Le dernier roi de cet empire, Lugal-zagesi, admirait tellement la ville qu'il choisit Uruk comme capitale et siège du pouvoir. Lorsque Sumer fut placée sous le pouvoir de l'Empire Akkadien en 2334 av. J.-C., Sargon d'Akkad continua à vouer une vénération particulière à Uruk, et les quartiers sacrés d'Inanna et d'Anu continuèrent à être utilisés, ils furent même rénovés et améliorés.
Même si la ville perdit la position de prééminence dont elle jouissait pendant la Période d'Uruk, elle continua à occuper une position importante tout au long de la Période d'Ur III (2047-1750 av. J.-C.). La Troisième Dynastie d'Ur gouverna si bien qu'elle donna naissance à une Renaissance Sumérienne et Uruk en profita autant que le reste de la région. Avec la chute de la ville d'Ur en 1750 av. J.-C. et l'invasion de Sumer par les Élamites, ainsi que les incursions des Amorrites, Uruk entra en déclin avec le reste de Sumer.
La ville continua à jouer un rôle important cependant, tout au long des périodes Séleucide et Parthe de l'histoire tardive de Sumer. C'est un point important à noter dans la mesure où de nombreuses autres villes sumériennes s'en sont beaucoup moins bien sorties à la même époque. Les quartiers sacrés ont continué à être maintenus, bien qu'à un niveau moindre, jusqu'au 7ème siècle. Il y avait longtemps que de nombreuses autres villes mésopotamiennes avaient été abandonnées. L'historien Bertman écrit: "Uruk a eu une durée de vie de 5 000 ans, ses couches les plus anciennes sont pratiquement inexplorées, submergées profondément dans la boue de la plaine alluviale d'où sa vie jadis a germé" (37). La réponse à la raison pour laquelle la première ville du monde grandit comme elle l'a fait, là où elle l'a fait, et est restée si importante pour le peuple de Mésopotamie pendant si longtemps, est peut-être ensevelie dans les ruines antiques. Contrairement à d'autres villes de la région, elle n'a été abandonnée qu'à la conquête musulmane, en 630.

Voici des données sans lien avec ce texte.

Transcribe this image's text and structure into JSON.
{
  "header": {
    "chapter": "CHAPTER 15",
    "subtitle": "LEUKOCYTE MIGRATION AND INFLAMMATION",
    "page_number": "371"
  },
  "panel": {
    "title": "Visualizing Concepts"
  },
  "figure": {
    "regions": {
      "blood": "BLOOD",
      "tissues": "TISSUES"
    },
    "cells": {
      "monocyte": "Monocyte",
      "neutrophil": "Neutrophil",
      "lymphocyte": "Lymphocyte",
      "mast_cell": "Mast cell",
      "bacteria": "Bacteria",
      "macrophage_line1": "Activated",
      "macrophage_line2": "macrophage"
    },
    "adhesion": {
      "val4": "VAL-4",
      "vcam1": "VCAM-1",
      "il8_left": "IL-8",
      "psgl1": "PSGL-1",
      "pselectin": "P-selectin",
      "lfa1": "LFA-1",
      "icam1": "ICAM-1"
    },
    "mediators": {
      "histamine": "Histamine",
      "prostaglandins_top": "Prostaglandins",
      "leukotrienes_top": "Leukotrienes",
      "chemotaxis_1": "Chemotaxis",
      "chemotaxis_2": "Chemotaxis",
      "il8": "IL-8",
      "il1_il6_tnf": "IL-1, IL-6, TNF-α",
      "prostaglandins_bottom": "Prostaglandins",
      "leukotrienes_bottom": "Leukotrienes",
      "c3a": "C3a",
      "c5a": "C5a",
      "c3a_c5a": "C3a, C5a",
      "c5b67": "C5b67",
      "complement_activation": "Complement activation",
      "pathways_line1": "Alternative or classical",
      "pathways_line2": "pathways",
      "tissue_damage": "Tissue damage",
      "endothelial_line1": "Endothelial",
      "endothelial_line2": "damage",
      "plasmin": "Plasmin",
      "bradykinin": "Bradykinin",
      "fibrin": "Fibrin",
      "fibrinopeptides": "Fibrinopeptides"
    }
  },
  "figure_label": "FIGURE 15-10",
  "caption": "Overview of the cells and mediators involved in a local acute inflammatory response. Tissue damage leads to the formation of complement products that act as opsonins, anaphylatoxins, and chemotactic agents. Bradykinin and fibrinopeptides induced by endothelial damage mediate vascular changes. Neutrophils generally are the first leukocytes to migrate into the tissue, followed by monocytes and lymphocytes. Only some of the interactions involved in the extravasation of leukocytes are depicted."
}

La réponse au mystère de l'importance d'Uruk peut être cependant plus simple qu'il n'y paraît. L'historien Paul Kriwaczek notait que tout changement important dans une société découle "du conflit éternel entre les progressistes et les conservateurs, entre ceux qui regardent en avant et en arrière, ceux qui proposent 'faisons quelque chose de nouveau' et ceux qui pensent que 'les anciennes méthodes sont meilleures'. Aucun grand changement de culture n'a jamais eu lieu sans une telle confrontation" (21).
Peut-être que l'histoire d'Inanna et Enki et le changement de pouvoir d'Eridu à Uruk racontaient cet affrontement précisément, et montraient comment les anciens modes de vie rurale, illustrés sur l'ancien site d'Eridu, cédèrent la place à l'essor de la ville et à un nouveau type de communauté. Cela devait arriver quelque part une fois que le processus d'urbanisation avait commencé, et l'endroit où cela se produisit, ce fut à Uruk.